Nella confusione del Capodanno, tra un fuoco d’artificio, un brindisi e, soprattutto, la distrazione delle persone, i prefetti sono chiamati a consolidare l’idea di sicurezza in corso di sperimentazione (a Milano dopo Firenze e Bologna): rendere invisibili, ricacciandoli in periferia, i soggetti presunti pericolosi; limitare la libertà di movimento sulla base di presupposti generici senza ricorrere al giudice; trasformare la sicurezza in pura incolumità e «ordinato vivere».

Si potrebbe dire – lo si sente ripetere anche sinistra – che in fondo si va incontro ai bisogni reali delle persone, soprattutto delle più deboli. Che almeno i poveri cristi trascorrano feste tranquille. Siamo sicuri che, mettendo da parte la riserva di legge e l’intervento del giudice, a essere allontanati siano proprio i soggetti pericolosi? Chi e come li individua? Le garanzie non sono formalismi, ma risposte precise a queste domande.

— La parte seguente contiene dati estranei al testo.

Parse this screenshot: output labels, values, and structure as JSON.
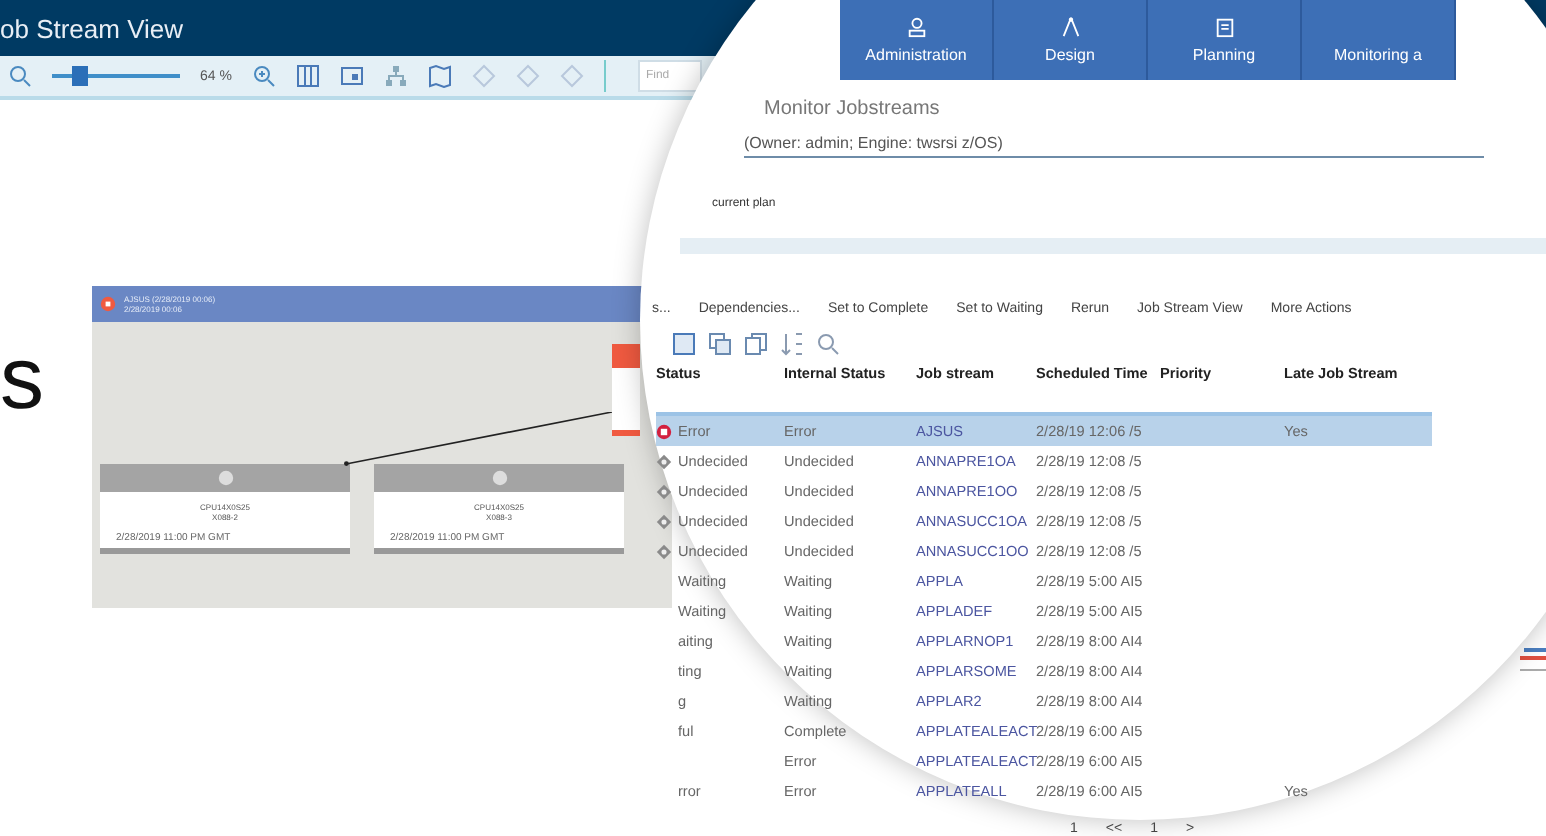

Stanotte, presi dall’allegria un po’ etilica della fine dell’anno, potremmo non guardare in faccia coloro che saranno allontanati, non capire chi sono e dove vengono mandati. C’è da scommettere, tuttavia, che quando nel corso dell’anno riprenderemo lucidità, potremmo vedere i loro volti: saranno i più poveri, le vittime della crescita diseguale della città; e verranno rispediti in quelle periferie da dove vengono. I centri luccicanti saranno protetti.

Quanto ci metteremo a elaborare una diversa idea di sicurezza, anche dei luoghi simbolo? Senza toccare qui i temi dello spazio urbano quale teatro del conflitto sociale, questa stretta di Capodanno mette in luce l’ennesima rinuncia a un’idea sicurezza vera, “autogestita” dalle persone che riescono a mischiarsi tra loro. Vengono in mente le parole di Renato Nicolini su Massenzio, durante le proiezioni dell’Estate Romana, come il manifesto di un’idea diversa della città: «Accanto a me, a destra un gruppo di ragazzi si passavano uno spinello e, a sinistra, una di quelle tipiche famiglie romane che si pensa non esistano più, arrivata con plaid, nonni, ragazzini, pentole di pasta, sfilatini con la frittata e fiaschi di vino. I due gruppi convivevano tranquillamente, senza troppa curiosità».